The Catholic Imagination in Modern American Poetry
James Matthew WilsonUniversity of Saint Thomas, Houston
Part of our Western Suburban Catholic Culture Series. This event will be live streamed on Zoom.
At the turn of the twentieth century, the American Historian Henry Adams wrote admiringly of the Catholic mind as it found expression in the medieval world. It was beautiful, it was good, but, alas, could not be true. Within a generation, younger American writers were impelled by that same beauty but dared to ask whether they might be equally impelled by the Catholic vision of the world as true. Thus began a great literary adventure, as American poets entered into the Catholic tradition and sought to make poems that conveyed the depth and power of an encounter with the Catholic proclamations of faith as the truth of the world.

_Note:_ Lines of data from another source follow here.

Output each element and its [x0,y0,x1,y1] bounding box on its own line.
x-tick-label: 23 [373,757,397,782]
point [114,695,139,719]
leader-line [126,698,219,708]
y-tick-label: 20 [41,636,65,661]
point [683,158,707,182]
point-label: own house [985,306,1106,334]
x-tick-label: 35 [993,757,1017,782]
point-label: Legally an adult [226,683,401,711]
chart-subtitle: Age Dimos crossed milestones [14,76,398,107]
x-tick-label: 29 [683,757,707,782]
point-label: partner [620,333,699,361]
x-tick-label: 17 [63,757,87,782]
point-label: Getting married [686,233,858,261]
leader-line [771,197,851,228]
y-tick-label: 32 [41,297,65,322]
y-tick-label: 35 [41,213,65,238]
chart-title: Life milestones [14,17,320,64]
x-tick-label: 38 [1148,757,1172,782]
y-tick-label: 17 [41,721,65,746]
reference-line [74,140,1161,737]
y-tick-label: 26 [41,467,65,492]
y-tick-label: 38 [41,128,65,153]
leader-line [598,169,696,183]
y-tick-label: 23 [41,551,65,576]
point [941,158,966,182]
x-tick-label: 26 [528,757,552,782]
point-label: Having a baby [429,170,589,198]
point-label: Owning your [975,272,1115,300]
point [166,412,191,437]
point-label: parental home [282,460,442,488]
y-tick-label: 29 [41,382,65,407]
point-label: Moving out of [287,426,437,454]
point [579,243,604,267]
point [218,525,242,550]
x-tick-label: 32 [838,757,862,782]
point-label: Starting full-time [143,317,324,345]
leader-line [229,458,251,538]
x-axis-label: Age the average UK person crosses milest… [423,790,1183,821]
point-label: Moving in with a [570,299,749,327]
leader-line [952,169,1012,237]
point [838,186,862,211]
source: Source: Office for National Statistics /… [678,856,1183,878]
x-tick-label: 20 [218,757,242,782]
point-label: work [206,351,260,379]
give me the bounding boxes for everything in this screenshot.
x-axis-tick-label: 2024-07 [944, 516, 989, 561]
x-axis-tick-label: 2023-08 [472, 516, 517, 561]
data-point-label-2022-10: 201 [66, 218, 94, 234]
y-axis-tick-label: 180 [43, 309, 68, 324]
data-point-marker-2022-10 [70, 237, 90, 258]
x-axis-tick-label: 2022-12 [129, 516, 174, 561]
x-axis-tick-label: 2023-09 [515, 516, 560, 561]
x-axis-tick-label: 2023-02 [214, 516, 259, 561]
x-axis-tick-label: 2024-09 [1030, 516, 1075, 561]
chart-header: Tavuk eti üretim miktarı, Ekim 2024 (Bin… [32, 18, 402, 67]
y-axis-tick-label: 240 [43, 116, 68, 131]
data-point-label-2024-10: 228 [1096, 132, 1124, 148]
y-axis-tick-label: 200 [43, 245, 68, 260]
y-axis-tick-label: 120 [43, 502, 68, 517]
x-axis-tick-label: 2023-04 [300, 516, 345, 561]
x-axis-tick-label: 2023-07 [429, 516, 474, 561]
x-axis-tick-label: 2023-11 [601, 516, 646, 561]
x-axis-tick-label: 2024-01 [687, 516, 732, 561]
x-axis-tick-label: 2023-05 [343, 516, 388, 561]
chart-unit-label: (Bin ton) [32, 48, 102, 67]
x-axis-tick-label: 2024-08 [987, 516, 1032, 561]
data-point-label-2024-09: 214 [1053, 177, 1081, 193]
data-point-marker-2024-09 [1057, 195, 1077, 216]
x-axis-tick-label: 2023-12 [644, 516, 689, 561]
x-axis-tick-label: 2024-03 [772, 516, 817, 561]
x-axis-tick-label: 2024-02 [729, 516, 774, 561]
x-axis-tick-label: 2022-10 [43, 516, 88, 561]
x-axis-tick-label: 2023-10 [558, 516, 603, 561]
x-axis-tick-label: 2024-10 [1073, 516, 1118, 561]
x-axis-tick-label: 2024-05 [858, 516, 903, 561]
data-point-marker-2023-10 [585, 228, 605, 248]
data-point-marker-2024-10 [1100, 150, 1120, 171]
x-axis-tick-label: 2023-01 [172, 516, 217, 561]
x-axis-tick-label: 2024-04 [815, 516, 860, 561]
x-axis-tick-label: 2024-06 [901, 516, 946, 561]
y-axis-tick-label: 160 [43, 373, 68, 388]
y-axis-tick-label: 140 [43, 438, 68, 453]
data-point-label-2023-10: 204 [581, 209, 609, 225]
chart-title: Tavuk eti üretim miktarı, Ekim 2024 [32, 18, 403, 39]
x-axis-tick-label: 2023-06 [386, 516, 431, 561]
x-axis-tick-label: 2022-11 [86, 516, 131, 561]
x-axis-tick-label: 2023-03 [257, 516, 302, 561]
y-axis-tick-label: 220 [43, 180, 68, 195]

James Matthew Wilson is Cullen Foundation Chair in English Literature and the Founding Director of the Master of Fine Arts program in Creative Writing, at the University of Saint Thomas, Houston. An award-winning scholar of philosophical-theology and literature, he has authored dozens of essays, articles, and reviews on all manner of subjects secular and divine, and especially on those where we see the two in their intrinsic relation, as truth, goodness, beauty, and being disclose themselves in art and culture, in the political and intellectual life, in our quest for self knowledge and the contemplation of God.